Now given any string, you are supposed to tell the number of PAT's contained in the string.
字符串APPAPT包含了两个PAT。第一个是由 第二个、第四个、第六个字符组成的,第二个是由第三个第四个第六个字符组成的。
现在给你任意字符串,你需要说出里面包含了几个PAT
Input Specification:
Each input file contains one test case. For each case, there is only one line giving a string of no more than 10^5 characters containing only P, A, or T.
每一个测试样例只有一行,给出了一个不超过10^5个字符组成的字符串。只包含P、A、T三个字母
Output Specification:
For each test case, print in one line the number of PAT's contained in the string. Since the result may be a huge number, you only have to output the result moded by 1000000007.

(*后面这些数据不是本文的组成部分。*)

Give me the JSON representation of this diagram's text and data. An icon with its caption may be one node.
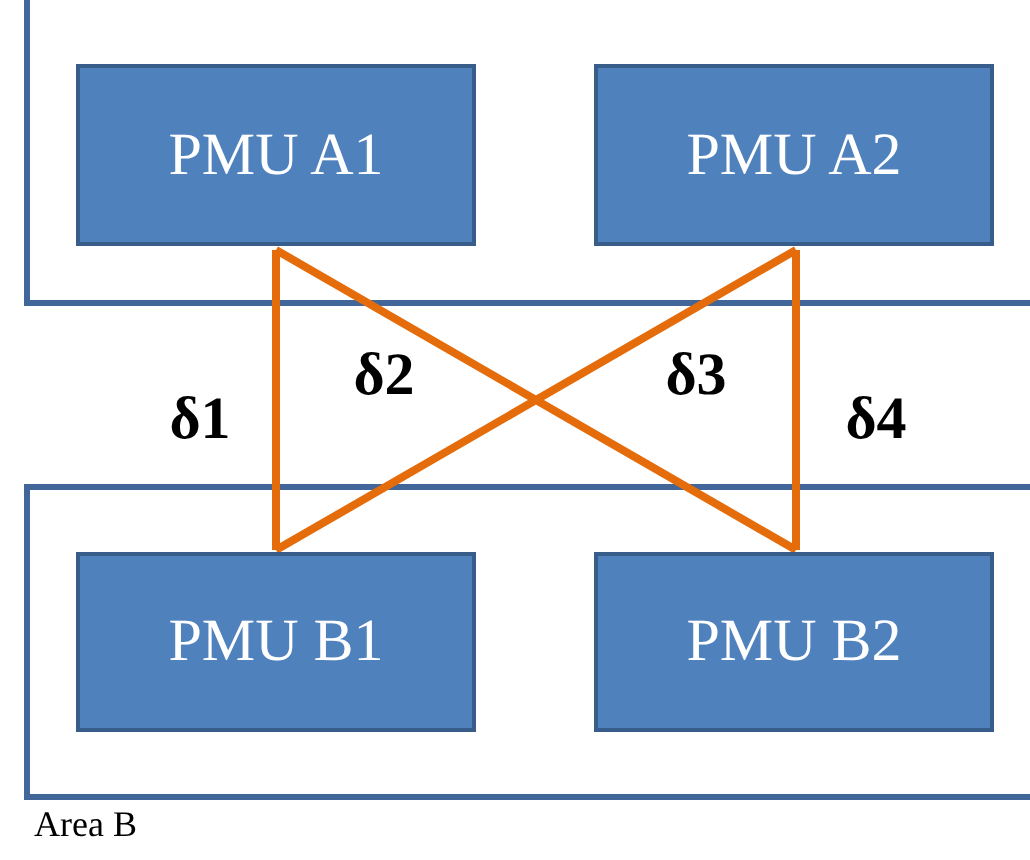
{
  "diagram": {
    "nodes": [
      {
        "text": [],
        "shape": "box"
      },
      {
        "text": [
          "PMU A1"
        ],
        "in": 0
      },
      {
        "text": [
          "PMU A2"
        ],
        "in": 0
      },
      {
        "text": [],
        "shape": "box",
        "beside": [
          "Area B"
        ]
      },
      {
        "text": [
          "PMU B1"
        ],
        "in": 3
      },
      {
        "text": [
          "PMU B2"
        ],
        "in": 3
      }
    ],
    "edges": [
      {
        "from": 1,
        "to": 4,
        "arrow": "none"
      },
      {
        "from": 1,
        "to": 5,
        "arrow": "none"
      },
      {
        "from": 2,
        "to": 4,
        "arrow": "none"
      },
      {
        "from": 2,
        "to": 5,
        "arrow": "none"
      }
    ],
    "labels": [
      "δ1",
      "δ2",
      "δ3",
      "δ4"
    ]
  }
}
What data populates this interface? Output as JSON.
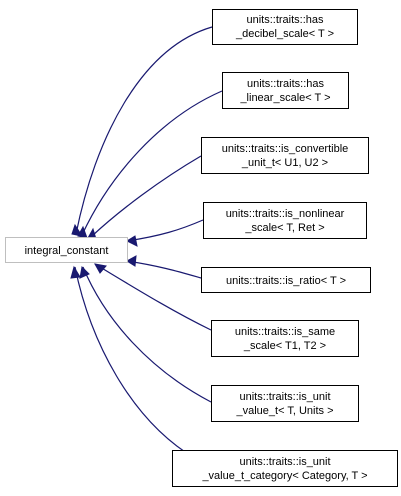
{
  "diagram": {
    "base": {
      "label": "integral_constant"
    },
    "derived": [
      {
        "lines": [
          "units::traits::has",
          "_decibel_scale< T >"
        ]
      },
      {
        "lines": [
          "units::traits::has",
          "_linear_scale< T >"
        ]
      },
      {
        "lines": [
          "units::traits::is_convertible",
          "_unit_t< U1, U2 >"
        ]
      },
      {
        "lines": [
          "units::traits::is_nonlinear",
          "_scale< T, Ret >"
        ]
      },
      {
        "lines": [
          "units::traits::is_ratio< T >"
        ]
      },
      {
        "lines": [
          "units::traits::is_same",
          "_scale< T1, T2 >"
        ]
      },
      {
        "lines": [
          "units::traits::is_unit",
          "_value_t< T, Units >"
        ]
      },
      {
        "lines": [
          "units::traits::is_unit",
          "_value_t_category< Category, T >"
        ]
      }
    ],
    "colors": {
      "edge": "#191970",
      "box_border": "#000000",
      "base_border": "#bfbfbf"
    }
  }
}
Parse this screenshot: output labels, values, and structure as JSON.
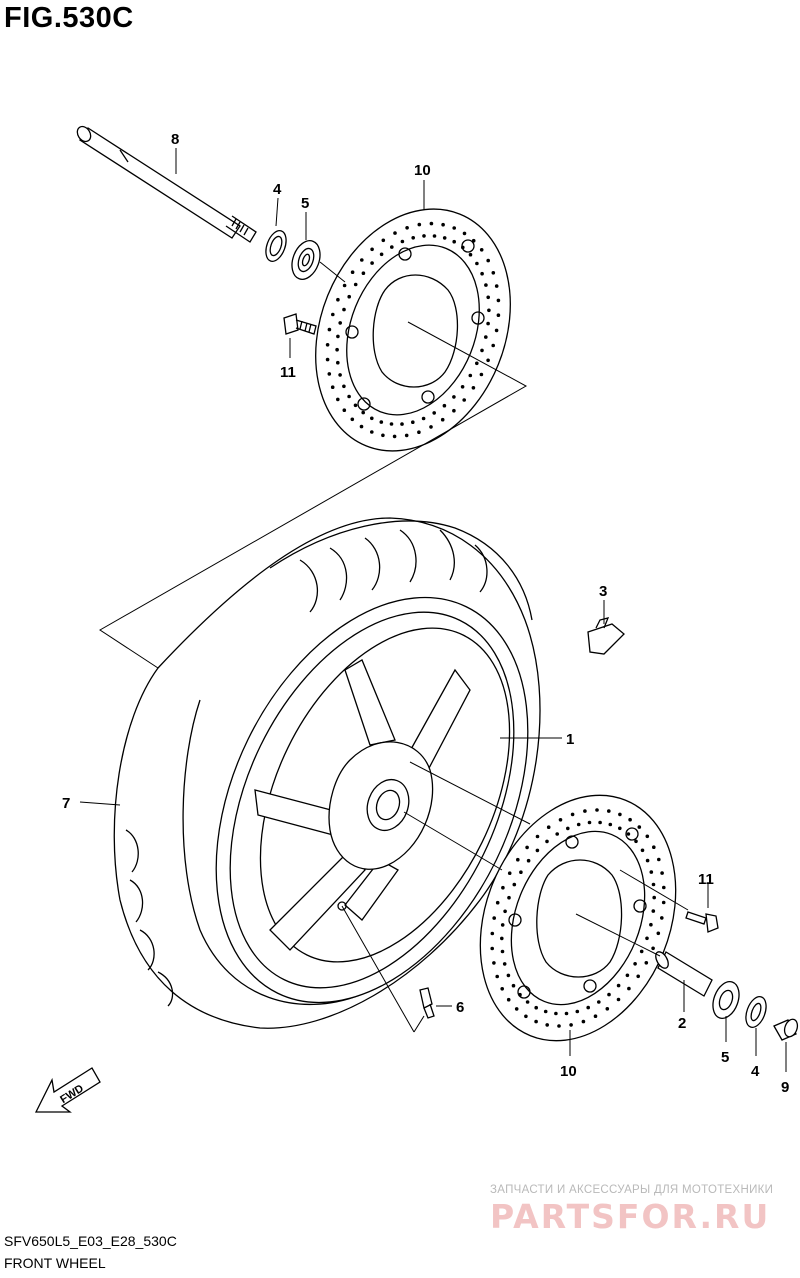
{
  "figure": {
    "title": "FIG.530C"
  },
  "callouts": {
    "c1": "1",
    "c2": "2",
    "c3": "3",
    "c4a": "4",
    "c4b": "4",
    "c5a": "5",
    "c5b": "5",
    "c6": "6",
    "c7": "7",
    "c8": "8",
    "c9": "9",
    "c10a": "10",
    "c10b": "10",
    "c11a": "11",
    "c11b": "11"
  },
  "fwd_badge": "FWD",
  "footer": {
    "model_code": "SFV650L5_E03_E28_530C",
    "caption": "FRONT WHEEL"
  },
  "watermark": {
    "tagline": "ЗАПЧАСТИ И АКСЕССУАРЫ ДЛЯ МОТОТЕХНИКИ",
    "brand": "PARTSFOR.RU"
  },
  "colors": {
    "line": "#000000",
    "watermark_red": "#f2c4c4",
    "watermark_gray": "#b9b9b9"
  }
}
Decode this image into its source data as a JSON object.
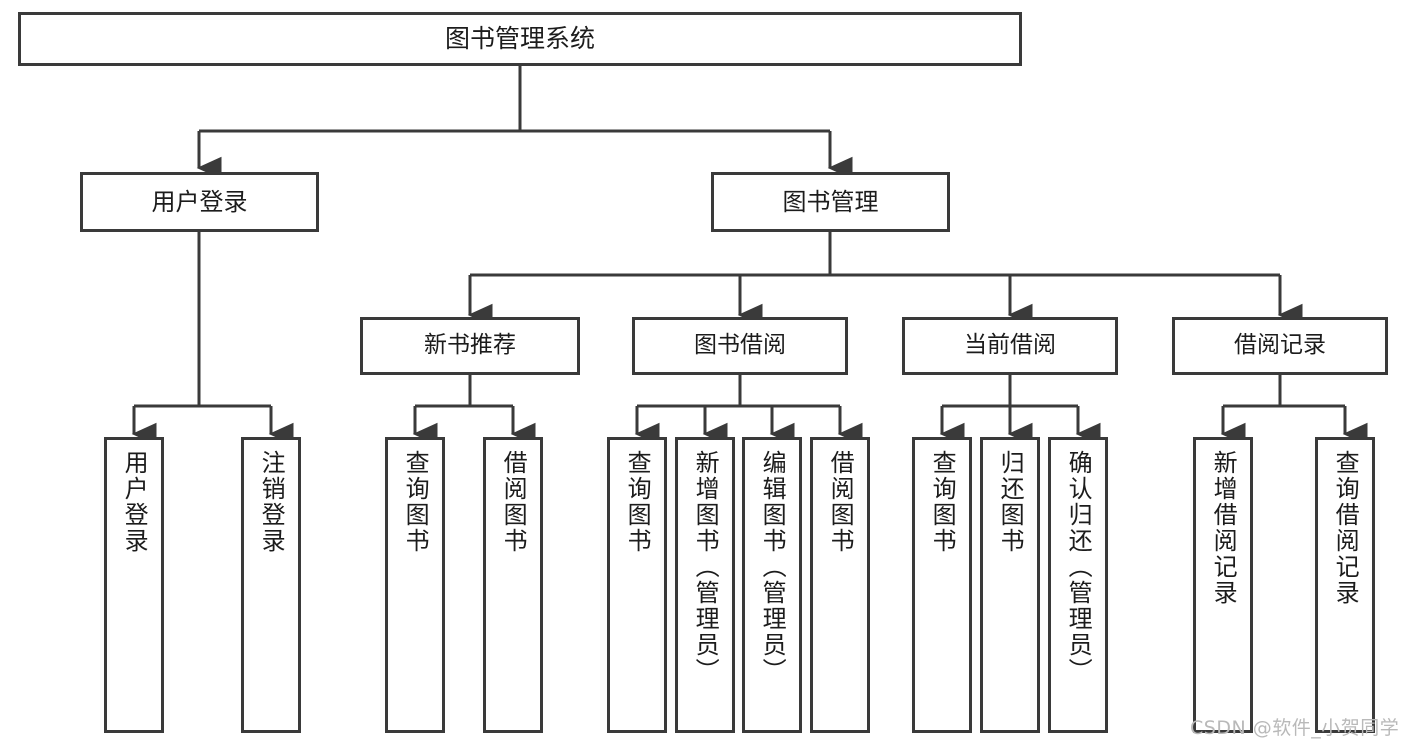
{
  "diagram": {
    "title": "图书管理系统",
    "type": "tree-hierarchy-diagram",
    "watermark": "CSDN @软件_小贺同学",
    "colors": {
      "box_border": "#3a3a3a",
      "box_fill": "#ffffff",
      "connector": "#3a3a3a",
      "text": "#1c1c1c",
      "watermark": "#b9b9b9",
      "background": "#ffffff"
    },
    "root": {
      "label": "图书管理系统"
    },
    "level1": [
      {
        "label": "用户登录"
      },
      {
        "label": "图书管理"
      }
    ],
    "level2": [
      {
        "label": "新书推荐"
      },
      {
        "label": "图书借阅"
      },
      {
        "label": "当前借阅"
      },
      {
        "label": "借阅记录"
      }
    ],
    "leaves": {
      "user_login": [
        {
          "label": "用户登录"
        },
        {
          "label": "注销登录"
        }
      ],
      "new_book_recommend": [
        {
          "label": "查询图书"
        },
        {
          "label": "借阅图书"
        }
      ],
      "book_borrow": [
        {
          "label": "查询图书"
        },
        {
          "label": "新增图书（管理员）"
        },
        {
          "label": "编辑图书（管理员）"
        },
        {
          "label": "借阅图书"
        }
      ],
      "current_borrow": [
        {
          "label": "查询图书"
        },
        {
          "label": "归还图书"
        },
        {
          "label": "确认归还（管理员）"
        }
      ],
      "borrow_record": [
        {
          "label": "新增借阅记录"
        },
        {
          "label": "查询借阅记录"
        }
      ]
    }
  }
}
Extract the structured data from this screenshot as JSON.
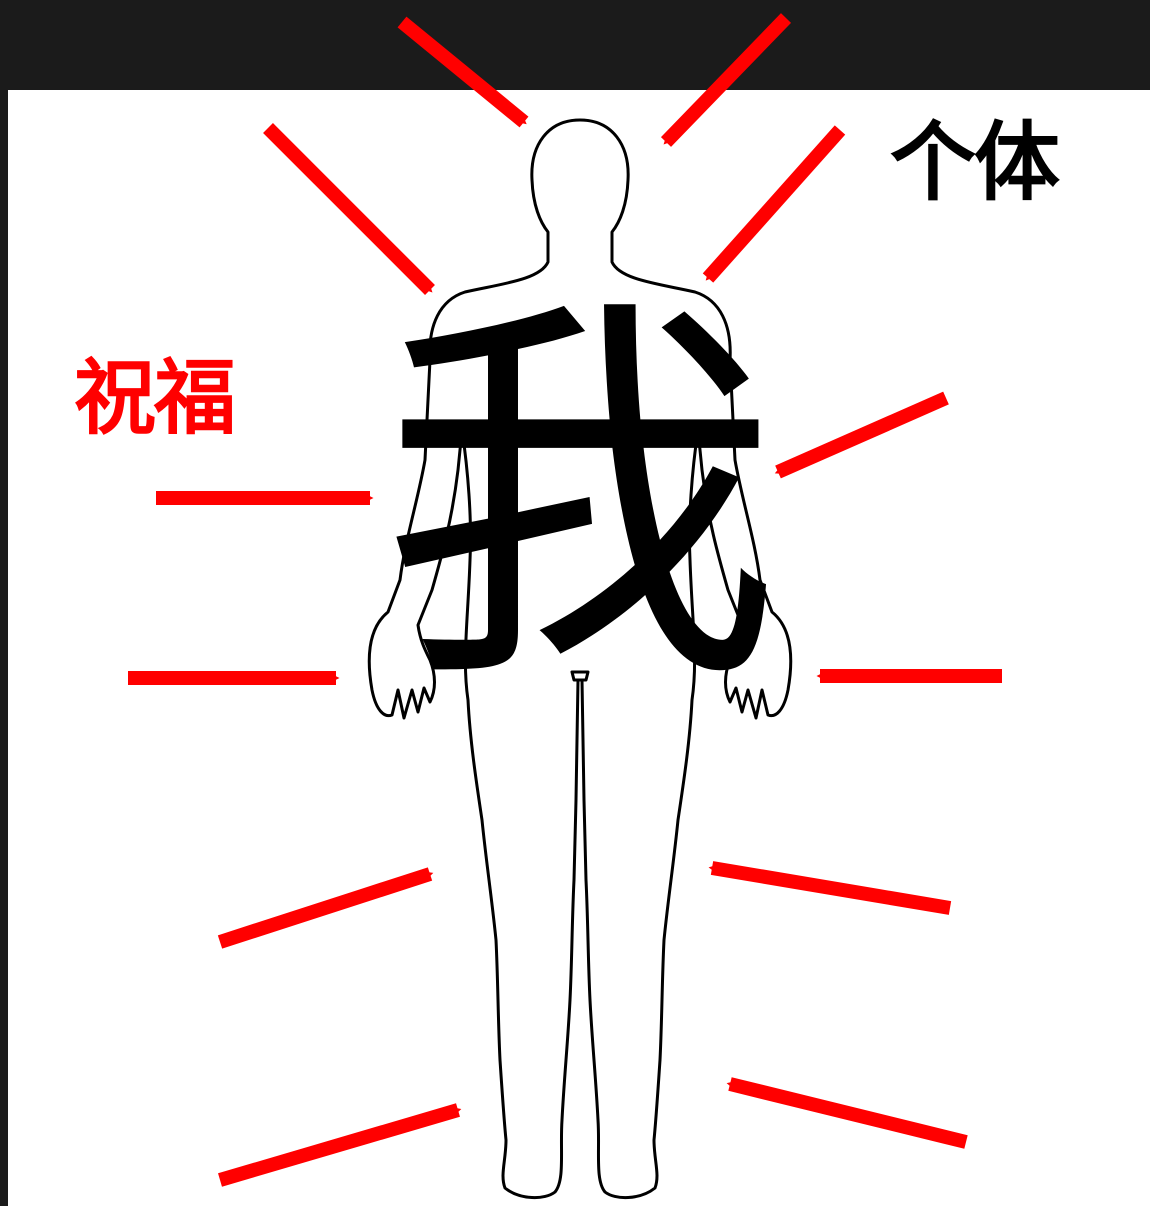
{
  "labels": {
    "individual": "个体",
    "blessing": "祝福",
    "self": "我"
  },
  "icons": {
    "figure": "human-body-outline-icon",
    "arrow": "arrow-icon"
  },
  "colors": {
    "arrow": "#ff0000",
    "blessing_text": "#ff0000",
    "frame": "#1b1b1b",
    "background": "#ffffff"
  }
}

对于每一个测试样例,用一行打印出字符串里包含的PAT的个数,如果结果是一个很大的数字,你只需要输出结果%1000000007
#include<cstdio>
#include<cstring>
const int MAXN=100010;
const int MOD=1000000007;
char str[MAXN];
int leftNumP[MAXN]={0};
int main(){
scanf("%s",str);
int len=strlen(str);
for(int i=0;i<len;i++){
if(i>0){
leftNumP[i]=leftNumP[i-1];//继承上一位的结果
}
if(str[i]=='P') leftNumP[i]++;
}
int ans=0,rightNumT=0;
for(int i=len-1;i>=0;i--){
if(str[i]=='T') rightNumT++;
else if(str[i]=='A') ans=(ans+leftNumP[i]*rightNumT)%MOD;
}
printf("%d\n",ans);
return 0;
}思路:对一个确定位置的A来说,以它形成的PAT的个数等于它左边P的个数乘以它右边T的个数。于是问题转换为:对字符串中的每个A,计算它左边P的个数与它右边T的个数的乘积,然后把所有A的这个乘积相加。